I haven't cooked with cauliflower more than two or three times in my life, but one of my favorite ways to eat it is an Indian dish with green peas and either potatoes or chickpeas, in a tomato-based curry sauce. Tonight I made it for the first time, synthesizing several versions in cookbooks here to come up with my own 'keeper' recipe.
That's a little project that EYB makes a whole lot easier. A couple of days ago I searched my 'kitchen shelf' books for cauliflower curry recipes, then bookmarked the promising ones with 'r.cauliflower curry'. ['r.' bookmarks are what I use to gather multiple versions of a specific dish from different sources.]
Yesterday I got out the five or six cookbooks and magazines involved and looked up the recipe in each. I made a chart in my cooking notebook, with ingredients down the left side and across the page a column for each version (along with the page number in the book or magazine, so that it's easy to go back to check something). Down the columns I fill in the quantity of the ingredient each version calls for.
Sometimes this process makes it clear that I should just use one of the existing versions, and change things if needed based on the result. Other times, and this was one of those, it makes sense to record my own 'consensus', blended version. So on the opposite page, across from the ingredient column, I wrote in the amount of each ingredient I planned to use. Then I wrote out the procedures (after reading over most of the versions' directions).
Tonight I followed my synthesized recipe, and it was *exactly* right, just the taste and texture I was hoping for.
Thanks a million, Eat Your Books!
The versions underlying tonight's big success came from Julie Sahni, Deborah Madison, Anna Thomas, and Marian Morash.
How it goes:
Prep all the ingredients and have them lined up near the stove. On a back burner, put on a small pot of water to boil.

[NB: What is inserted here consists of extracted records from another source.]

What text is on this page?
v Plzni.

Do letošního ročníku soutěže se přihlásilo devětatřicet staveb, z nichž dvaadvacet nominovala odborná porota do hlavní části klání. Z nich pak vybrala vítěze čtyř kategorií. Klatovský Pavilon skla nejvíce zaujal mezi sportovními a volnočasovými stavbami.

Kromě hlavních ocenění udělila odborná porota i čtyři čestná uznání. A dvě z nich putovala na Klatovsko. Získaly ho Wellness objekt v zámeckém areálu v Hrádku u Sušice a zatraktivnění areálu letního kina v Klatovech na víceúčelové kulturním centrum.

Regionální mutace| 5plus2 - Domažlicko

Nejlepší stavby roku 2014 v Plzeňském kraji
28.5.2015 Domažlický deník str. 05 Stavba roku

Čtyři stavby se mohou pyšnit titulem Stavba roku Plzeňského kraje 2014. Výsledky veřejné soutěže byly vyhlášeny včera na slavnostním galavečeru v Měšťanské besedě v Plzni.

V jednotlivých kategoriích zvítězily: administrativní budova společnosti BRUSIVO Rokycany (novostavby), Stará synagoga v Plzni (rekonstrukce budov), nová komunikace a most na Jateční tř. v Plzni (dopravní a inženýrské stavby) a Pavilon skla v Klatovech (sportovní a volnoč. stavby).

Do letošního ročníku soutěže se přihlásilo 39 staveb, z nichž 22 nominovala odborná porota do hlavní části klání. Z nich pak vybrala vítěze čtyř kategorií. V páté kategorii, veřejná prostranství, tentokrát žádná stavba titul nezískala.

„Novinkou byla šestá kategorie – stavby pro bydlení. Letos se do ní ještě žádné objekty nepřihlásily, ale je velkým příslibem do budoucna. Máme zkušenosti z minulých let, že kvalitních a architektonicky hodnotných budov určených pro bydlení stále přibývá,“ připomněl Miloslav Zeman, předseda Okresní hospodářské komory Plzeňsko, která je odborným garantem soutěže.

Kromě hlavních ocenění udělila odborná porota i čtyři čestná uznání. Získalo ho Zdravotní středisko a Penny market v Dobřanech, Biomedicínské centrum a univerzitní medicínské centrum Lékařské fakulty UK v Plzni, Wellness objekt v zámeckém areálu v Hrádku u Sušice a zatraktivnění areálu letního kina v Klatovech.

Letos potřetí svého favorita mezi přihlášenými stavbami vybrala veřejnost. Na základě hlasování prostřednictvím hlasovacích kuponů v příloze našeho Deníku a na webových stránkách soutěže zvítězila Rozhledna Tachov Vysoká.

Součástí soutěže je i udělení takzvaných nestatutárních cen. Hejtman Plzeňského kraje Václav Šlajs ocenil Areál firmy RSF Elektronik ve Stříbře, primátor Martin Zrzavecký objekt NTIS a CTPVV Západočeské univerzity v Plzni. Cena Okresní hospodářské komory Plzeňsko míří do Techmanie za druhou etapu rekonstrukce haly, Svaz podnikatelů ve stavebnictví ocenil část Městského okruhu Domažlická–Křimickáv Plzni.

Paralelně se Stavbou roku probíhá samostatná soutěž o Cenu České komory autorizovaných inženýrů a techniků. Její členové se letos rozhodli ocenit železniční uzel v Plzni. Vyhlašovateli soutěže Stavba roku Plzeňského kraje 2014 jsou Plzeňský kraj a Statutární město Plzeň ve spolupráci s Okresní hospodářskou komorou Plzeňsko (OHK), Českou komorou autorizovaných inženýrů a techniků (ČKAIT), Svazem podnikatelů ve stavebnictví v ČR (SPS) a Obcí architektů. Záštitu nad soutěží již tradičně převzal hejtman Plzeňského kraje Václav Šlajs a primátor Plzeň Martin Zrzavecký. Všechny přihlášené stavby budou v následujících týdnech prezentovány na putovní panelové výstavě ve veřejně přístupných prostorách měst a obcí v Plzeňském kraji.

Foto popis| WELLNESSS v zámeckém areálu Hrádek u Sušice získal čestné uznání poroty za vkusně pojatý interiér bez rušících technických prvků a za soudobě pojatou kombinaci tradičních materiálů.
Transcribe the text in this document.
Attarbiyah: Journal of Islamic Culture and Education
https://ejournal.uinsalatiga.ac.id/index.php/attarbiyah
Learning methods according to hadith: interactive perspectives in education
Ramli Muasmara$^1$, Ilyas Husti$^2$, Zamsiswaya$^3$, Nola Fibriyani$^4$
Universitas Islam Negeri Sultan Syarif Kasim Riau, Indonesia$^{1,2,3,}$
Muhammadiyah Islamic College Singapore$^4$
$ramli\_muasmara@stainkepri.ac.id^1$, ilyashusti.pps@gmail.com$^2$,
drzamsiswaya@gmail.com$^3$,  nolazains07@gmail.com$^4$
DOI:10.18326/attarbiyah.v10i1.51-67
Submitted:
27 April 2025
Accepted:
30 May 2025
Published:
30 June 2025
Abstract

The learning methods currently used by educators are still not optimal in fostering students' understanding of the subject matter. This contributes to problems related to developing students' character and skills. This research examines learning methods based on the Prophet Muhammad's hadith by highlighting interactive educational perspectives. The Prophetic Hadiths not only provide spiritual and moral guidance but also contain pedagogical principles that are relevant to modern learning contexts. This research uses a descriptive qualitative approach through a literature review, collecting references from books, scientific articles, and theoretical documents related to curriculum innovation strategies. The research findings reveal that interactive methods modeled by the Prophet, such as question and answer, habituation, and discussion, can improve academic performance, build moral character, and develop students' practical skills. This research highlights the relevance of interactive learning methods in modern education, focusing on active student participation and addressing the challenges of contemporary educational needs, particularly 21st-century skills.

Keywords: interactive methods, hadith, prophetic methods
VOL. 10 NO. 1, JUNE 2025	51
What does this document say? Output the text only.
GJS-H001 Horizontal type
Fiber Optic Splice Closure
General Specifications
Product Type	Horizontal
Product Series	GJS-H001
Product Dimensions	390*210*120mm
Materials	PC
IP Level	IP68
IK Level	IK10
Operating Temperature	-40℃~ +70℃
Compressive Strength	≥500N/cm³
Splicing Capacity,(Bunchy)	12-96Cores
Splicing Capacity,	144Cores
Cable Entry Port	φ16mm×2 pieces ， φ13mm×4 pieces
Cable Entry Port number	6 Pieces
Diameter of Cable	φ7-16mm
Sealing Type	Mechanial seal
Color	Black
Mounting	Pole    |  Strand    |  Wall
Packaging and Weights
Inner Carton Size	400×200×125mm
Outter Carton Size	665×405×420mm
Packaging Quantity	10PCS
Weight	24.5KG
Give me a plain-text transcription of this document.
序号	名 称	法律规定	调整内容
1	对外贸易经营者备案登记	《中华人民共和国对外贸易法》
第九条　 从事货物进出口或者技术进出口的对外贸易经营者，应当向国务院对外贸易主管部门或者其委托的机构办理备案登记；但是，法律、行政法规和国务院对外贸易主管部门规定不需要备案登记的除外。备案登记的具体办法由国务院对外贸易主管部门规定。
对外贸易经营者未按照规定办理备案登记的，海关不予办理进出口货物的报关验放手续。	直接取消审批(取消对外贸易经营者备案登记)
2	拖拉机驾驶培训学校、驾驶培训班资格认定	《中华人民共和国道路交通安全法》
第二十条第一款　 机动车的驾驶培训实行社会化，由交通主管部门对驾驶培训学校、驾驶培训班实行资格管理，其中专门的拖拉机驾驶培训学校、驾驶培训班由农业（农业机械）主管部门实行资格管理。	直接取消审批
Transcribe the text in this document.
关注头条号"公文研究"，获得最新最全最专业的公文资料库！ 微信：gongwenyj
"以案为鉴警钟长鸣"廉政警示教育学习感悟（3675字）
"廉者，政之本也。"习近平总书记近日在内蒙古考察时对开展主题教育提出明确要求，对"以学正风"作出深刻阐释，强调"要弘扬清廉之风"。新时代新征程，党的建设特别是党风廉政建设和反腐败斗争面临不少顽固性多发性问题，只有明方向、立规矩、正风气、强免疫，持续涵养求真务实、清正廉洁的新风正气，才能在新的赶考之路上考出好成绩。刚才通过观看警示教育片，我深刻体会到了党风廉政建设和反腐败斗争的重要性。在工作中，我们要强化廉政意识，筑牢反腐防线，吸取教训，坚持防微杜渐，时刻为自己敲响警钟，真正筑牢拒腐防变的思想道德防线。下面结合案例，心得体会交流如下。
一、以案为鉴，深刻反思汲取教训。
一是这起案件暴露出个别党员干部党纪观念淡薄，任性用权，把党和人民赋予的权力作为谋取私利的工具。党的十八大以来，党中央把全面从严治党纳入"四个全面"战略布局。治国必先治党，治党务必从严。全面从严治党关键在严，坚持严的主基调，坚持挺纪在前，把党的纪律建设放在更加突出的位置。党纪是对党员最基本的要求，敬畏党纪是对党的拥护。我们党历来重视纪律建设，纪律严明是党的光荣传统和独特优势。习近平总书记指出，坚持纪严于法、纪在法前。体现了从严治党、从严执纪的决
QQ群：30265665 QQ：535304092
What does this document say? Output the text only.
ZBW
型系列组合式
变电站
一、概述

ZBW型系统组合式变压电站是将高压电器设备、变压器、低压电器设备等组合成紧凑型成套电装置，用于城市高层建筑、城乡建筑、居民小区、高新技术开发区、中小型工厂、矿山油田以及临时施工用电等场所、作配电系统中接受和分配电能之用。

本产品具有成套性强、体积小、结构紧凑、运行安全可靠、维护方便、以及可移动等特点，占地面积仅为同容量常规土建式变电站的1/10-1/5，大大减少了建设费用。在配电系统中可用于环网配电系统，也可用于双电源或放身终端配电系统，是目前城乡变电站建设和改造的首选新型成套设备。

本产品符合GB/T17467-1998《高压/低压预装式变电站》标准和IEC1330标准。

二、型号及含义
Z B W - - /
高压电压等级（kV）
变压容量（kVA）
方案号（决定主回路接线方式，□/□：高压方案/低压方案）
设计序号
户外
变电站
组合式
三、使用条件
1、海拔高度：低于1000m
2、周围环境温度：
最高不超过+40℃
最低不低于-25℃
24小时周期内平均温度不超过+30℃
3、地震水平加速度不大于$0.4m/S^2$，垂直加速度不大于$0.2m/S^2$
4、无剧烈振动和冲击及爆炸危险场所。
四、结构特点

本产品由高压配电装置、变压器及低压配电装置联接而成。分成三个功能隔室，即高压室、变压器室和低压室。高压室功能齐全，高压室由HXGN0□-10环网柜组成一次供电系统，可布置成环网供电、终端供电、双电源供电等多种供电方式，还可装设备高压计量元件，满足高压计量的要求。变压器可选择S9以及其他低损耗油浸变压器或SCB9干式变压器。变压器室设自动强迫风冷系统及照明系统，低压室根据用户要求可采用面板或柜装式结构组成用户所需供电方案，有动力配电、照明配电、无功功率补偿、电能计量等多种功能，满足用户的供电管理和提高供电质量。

In a deepish pot on a front burner, heat oil (or ghee) on medium high. Fry mustard seeds and cumin seeds in the hot oil until the cumin darkens and the mustard seeds begin to pop (about 30 seconds), then add slivered onion and cook for a couple of minutes, until the onions turn translucent. Add minced ginger and stir for a moment, then add ground spices (coriander, cumin, turmeric, cayenne, cardamom) all at once and stir briefly to combine and warm through. Immediately add a head's worth of bite-sized cauliflower florets and stir until the cauliflower is completely coated with spices. Stir and shake often for the next five minutes or so, as the coated cauliflower cooks; go until it begins to wilt and sear.
Add a cup of tomato sauce (or puree or finely crushed tomatoes), stir well, and cook for another three minutes. Then add cooked or canned chickpeas and stir to combine thoroughly. Stir in a cup or two of boiling water and some salt, turn down the heat, cover, and let simmer for 15 minutes or so, until cauliflower is tender. Add frozen green peas, let simmer a minute or two more, and serve.